Alpine Pasture: Landscape with a Cow by Giovanni Segantini - Animal, Landscape drawings from Hermitage Museum

Drawing Detail

Alpine Pasture: Landscape with a Cow
Artist: Giovanni Segantini
Medium: Drawings, Pastel on grey paper, 43x61 cm
Date: c. 1896
Genre: Animal, Landscape
Source: Leningrad State Purchasing Commission, 1941

Alpine Pasture, is Segantinis last monumental high alpine scene from his time in the Savognin region of Graubünden. To capture this lake he hiked for several hours each day, nevertheless he hasn’t nearly copied nature in this painting, in fact you will not find this vast space, the broad landscape or the mountain range if you visit this spot. Segantini however combines all these elements in a majestic almost cosmic view of the world. Fractures of light and shadow emphasize the horizontal format of the composition. A mountain crest bathed in sunlight runs along the entire width and conveys the impression of infinity – and at the same time the insignificance of human beings.

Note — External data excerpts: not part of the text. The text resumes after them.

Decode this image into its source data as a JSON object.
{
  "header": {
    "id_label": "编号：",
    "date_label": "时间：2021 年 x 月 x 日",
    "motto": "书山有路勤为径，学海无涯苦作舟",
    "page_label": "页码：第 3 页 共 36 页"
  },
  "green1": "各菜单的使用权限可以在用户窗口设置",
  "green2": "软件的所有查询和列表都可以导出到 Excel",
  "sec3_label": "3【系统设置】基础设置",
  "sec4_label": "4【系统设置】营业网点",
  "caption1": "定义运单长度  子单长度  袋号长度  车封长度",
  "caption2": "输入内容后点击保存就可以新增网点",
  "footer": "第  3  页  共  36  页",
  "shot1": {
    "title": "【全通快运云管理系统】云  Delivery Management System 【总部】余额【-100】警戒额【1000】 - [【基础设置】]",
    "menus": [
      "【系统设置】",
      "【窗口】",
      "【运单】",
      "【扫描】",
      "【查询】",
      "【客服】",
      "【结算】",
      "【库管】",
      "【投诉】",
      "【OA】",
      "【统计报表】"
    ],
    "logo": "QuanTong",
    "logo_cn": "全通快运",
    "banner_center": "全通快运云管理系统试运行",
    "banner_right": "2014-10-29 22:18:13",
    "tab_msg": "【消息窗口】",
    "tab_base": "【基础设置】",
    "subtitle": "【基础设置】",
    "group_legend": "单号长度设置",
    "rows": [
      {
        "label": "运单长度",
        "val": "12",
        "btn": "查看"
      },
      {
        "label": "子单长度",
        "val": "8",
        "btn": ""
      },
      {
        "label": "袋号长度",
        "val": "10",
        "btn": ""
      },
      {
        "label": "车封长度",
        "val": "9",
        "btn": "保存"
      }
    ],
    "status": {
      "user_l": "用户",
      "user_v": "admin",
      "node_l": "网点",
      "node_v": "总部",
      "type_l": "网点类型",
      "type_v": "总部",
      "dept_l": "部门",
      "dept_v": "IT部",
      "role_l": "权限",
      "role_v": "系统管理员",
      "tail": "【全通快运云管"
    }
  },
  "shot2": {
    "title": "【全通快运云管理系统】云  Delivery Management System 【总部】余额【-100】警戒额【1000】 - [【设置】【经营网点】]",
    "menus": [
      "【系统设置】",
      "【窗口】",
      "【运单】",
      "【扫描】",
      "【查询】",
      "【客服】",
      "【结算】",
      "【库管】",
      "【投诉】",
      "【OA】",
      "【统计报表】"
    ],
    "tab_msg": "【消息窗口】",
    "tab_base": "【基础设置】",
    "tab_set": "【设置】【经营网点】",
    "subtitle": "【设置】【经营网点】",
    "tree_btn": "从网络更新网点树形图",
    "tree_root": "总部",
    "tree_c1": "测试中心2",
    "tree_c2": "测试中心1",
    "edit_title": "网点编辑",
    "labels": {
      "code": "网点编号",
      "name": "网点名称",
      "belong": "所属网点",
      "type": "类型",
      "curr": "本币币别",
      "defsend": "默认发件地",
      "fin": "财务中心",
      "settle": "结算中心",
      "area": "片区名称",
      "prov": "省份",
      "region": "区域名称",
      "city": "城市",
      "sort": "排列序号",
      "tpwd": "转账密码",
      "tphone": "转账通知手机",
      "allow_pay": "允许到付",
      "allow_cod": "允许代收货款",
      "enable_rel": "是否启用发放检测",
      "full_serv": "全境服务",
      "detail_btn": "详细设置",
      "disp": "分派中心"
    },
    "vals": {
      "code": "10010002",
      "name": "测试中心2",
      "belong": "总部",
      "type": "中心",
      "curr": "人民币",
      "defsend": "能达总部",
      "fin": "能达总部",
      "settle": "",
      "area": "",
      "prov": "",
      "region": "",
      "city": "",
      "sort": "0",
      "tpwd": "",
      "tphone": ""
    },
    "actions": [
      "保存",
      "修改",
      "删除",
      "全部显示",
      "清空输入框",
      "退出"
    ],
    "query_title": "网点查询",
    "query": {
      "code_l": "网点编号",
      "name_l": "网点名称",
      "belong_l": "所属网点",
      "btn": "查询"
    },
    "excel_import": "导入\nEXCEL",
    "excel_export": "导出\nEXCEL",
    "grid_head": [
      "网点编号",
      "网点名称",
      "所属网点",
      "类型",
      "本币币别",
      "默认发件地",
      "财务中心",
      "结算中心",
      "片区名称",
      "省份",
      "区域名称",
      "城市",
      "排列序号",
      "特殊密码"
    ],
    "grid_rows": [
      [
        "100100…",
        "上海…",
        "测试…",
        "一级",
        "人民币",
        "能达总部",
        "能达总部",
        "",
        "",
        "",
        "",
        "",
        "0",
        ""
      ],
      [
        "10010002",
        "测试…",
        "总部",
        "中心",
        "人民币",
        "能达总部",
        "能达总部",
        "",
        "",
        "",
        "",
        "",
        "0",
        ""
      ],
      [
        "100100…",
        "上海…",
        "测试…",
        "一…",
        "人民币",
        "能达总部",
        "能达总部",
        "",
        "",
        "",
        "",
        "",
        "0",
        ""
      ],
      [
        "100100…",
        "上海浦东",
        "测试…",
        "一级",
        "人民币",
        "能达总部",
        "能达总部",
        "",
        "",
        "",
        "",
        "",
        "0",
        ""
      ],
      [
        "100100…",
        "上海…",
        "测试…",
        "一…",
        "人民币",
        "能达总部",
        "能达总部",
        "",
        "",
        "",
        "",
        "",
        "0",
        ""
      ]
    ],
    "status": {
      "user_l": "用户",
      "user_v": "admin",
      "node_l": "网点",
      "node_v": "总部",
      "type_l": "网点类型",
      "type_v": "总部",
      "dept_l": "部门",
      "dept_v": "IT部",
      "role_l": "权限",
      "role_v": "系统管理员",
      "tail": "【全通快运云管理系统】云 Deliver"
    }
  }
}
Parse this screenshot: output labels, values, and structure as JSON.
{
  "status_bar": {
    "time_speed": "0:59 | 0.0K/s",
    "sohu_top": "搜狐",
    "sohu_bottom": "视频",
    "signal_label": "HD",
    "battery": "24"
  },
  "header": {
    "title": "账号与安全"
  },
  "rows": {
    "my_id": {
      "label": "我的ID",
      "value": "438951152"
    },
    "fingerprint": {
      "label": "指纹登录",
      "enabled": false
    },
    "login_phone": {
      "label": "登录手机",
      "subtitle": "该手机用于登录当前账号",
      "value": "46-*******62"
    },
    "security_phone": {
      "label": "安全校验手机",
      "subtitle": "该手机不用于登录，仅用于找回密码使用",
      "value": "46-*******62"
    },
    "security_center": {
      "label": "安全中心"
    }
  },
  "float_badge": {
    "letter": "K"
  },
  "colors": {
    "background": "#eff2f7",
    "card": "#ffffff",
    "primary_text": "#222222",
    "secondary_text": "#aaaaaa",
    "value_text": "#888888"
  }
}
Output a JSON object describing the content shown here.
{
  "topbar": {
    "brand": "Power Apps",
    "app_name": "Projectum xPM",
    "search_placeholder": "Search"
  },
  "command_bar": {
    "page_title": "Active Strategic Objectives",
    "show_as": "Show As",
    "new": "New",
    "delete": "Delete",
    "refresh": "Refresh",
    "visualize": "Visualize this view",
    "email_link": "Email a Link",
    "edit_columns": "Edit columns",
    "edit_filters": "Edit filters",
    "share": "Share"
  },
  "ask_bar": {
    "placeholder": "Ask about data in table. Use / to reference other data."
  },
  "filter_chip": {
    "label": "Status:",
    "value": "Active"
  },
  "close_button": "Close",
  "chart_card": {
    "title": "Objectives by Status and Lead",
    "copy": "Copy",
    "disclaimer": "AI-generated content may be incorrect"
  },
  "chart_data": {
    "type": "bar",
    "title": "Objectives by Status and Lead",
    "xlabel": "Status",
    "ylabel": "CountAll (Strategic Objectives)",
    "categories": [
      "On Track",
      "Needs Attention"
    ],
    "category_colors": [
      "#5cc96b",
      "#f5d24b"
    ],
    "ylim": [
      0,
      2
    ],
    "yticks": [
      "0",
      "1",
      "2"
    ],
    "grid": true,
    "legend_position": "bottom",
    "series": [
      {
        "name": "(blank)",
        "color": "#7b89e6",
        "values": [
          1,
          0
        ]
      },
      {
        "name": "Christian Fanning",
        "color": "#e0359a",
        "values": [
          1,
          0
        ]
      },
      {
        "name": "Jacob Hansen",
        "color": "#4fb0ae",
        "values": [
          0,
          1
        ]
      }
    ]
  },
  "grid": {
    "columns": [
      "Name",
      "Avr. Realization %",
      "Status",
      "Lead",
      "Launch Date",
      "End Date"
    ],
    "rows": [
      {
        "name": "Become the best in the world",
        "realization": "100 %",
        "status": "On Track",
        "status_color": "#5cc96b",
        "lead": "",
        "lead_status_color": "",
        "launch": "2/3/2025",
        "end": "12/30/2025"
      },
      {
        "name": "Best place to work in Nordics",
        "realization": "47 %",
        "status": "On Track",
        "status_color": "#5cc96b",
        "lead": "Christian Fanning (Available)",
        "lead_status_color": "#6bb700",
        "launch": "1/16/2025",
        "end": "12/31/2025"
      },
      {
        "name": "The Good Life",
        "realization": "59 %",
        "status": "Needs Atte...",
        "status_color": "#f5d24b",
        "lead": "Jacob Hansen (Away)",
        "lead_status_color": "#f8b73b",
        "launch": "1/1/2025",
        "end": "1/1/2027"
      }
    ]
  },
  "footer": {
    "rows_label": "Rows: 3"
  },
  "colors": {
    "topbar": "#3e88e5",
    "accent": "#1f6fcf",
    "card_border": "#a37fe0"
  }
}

The harshness and rigors of nature are reflected in the figure of the exhausted young shepherd, vibrating heath spreads over animals and vegetation. Segantini achieved the sensuous impression with his own painterly technique, which he evolved under the influence of the divisionist theories. In this late impressionist method the palette is restricted to basic colours. Or divided into complementary contrasting colours and the paint is applied as dots. The desired colour effect only occurs when the picture is viewed from the distance. The long threads of pure colour which Segantini combined, give the motive a sensuous materiality. The addition of gold and silver, for instance in the hair of the shepherd boy, heightens the impression of crystalline light in the thin air.